Pourtant, c'est vers encore plus de discipline que vont les 25 pays européens (à l'exception du Royaume-Uni et de la République tchèque) qui ont signé lundi soir à Bruxelles, à la demande de l'Allemagne, un pacte budgétaire par lequel ils s'engagent à corriger automatiquement tout dérapage de leurs finances publiques.

Si le président de la banque centrale européenne, Mario Draghi, s'en est réjoui en estimant que cela «renforcerait la confiance dans la zone euro», les syndicats européens redoutent, eux, de voir «institutionnaliser l'austérité», et ont promis une journée d'action le 29 février.

La signature de ce pacte lors du sommet de lundi a en tout cas éclipsé le reste de son ordre du jour, justement consacré à la croissance et l'emploi.

Les dirigeants européens ont promis de se pencher sur les 82 milliards d'euros de fonds de la Commission non utilisés, afin de les orienter vers des projets pour l'emploi des jeunes, en particulier dans les huit pays où il dépasse 30%, et le soutien aux PME.

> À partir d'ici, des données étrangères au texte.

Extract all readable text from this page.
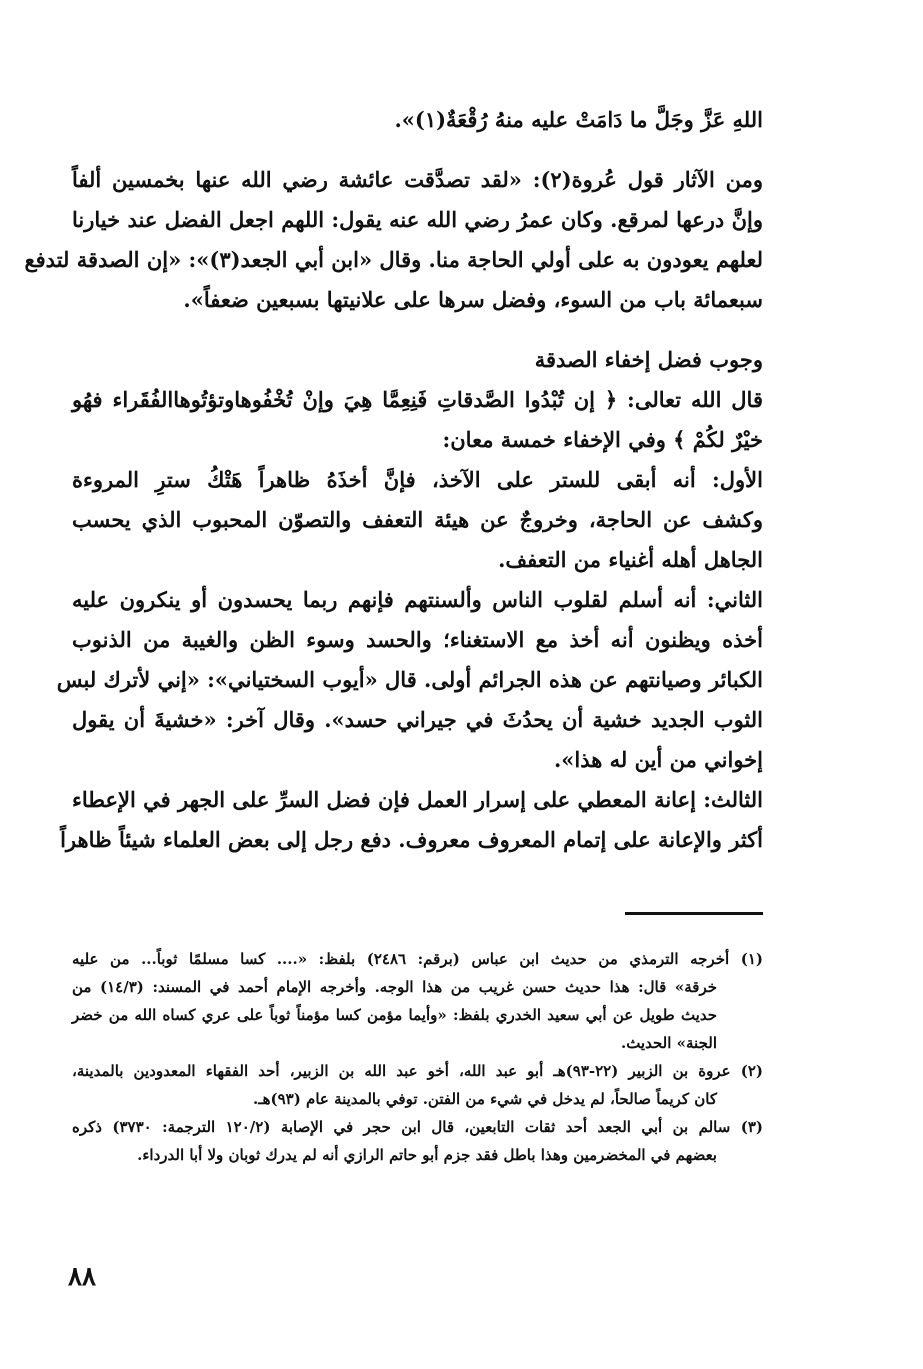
اللهِ عَزَّ وجَلَّ ما دَامَتْ عليه منهُ رُقْعَةٌ(١)».
ومن الآثار قول عُروة(٢): «لقد تصدَّقت عائشة رضي الله عنها بخمسين ألفاً
وإنَّ درعها لمرقع. وكان عمرُ رضي الله عنه يقول: اللهم اجعل الفضل عند خيارنا
لعلهم يعودون به على أولي الحاجة منا. وقال «ابن أبي الجعد(٣)»: «إن الصدقة لتدفع
سبعمائة باب من السوء، وفضل سرها على علانيتها بسبعين ضعفاً».
وجوب فضل إخفاء الصدقة
قال الله تعالى: ﴿ إن تُبْدُوا الصَّدقاتِ فَنِعِمَّا هِيَ وإنْ تُخْفُوهاوتؤتُوهاالفُقَراء فهُو
خيْرٌ لكُمْ ﴾ وفي الإخفاء خمسة معان:
الأول: أنه أبقى للستر على الآخذ، فإنَّ أخذَهُ ظاهراً هَتْكُ سترِ المروءة
وكشف عن الحاجة، وخروجٌ عن هيئة التعفف والتصوّن المحبوب الذي يحسب
الجاهل أهله أغنياء من التعفف.
الثاني: أنه أسلم لقلوب الناس وألسنتهم فإنهم ربما يحسدون أو ينكرون عليه
أخذه ويظنون أنه أخذ مع الاستغناء؛ والحسد وسوء الظن والغيبة من الذنوب
الكبائر وصيانتهم عن هذه الجرائم أولى. قال «أيوب السختياني»: «إني لأترك لبس
الثوب الجديد خشية أن يحدُثَ في جيراني حسد». وقال آخر: «خشيةَ أن يقول
إخواني من أين له هذا».
الثالث: إعانة المعطي على إسرار العمل فإن فضل السرِّ على الجهر في الإعطاء
أكثر والإعانة على إتمام المعروف معروف. دفع رجل إلى بعض العلماء شيئاً ظاهراً
(١) أخرجه الترمذي من حديث ابن عباس (برقم: ٢٤٨٦) بلفظ: «.... كسا مسلمًا ثوباً... من عليه
خرقة» قال: هذا حديث حسن غريب من هذا الوجه. وأخرجه الإمام أحمد في المسند: (١٤/٣) من
حديث طويل عن أبي سعيد الخدري بلفظ: «وأيما مؤمن كسا مؤمناً ثوباً على عري كساه الله من خضر
الجنة» الحديث.
(٢) عروة بن الزبير (٢٢-٩٣)هـ أبو عبد الله، أخو عبد الله بن الزبير، أحد الفقهاء المعدودين بالمدينة،
كان كريماً صالحاً، لم يدخل في شيء من الفتن. توفي بالمدينة عام (٩٣)هـ.
(٣) سالم بن أبي الجعد أحد ثقات التابعين، قال ابن حجر في الإصابة (١٢٠/٢ الترجمة: ٣٧٣٠) ذكره
بعضهم في المخضرمين وهذا باطل فقد جزم أبو حاتم الرازي أنه لم يدرك ثوبان ولا أبا الدرداء.
٨٨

Mais en la matière, il n'y a eu «aucun engagement, rien que des mots creux», a déploré la Confédération européenne des syndicats dans un communiqué.

Pour sa secrétaire générale Bernadette Ségol, «les plans pour rétablir l'équilibre des finances publiques doivent, avant tout, s'attaquer à la question de la croissance durable», car «l'austérité tue la croissance et l'emploi».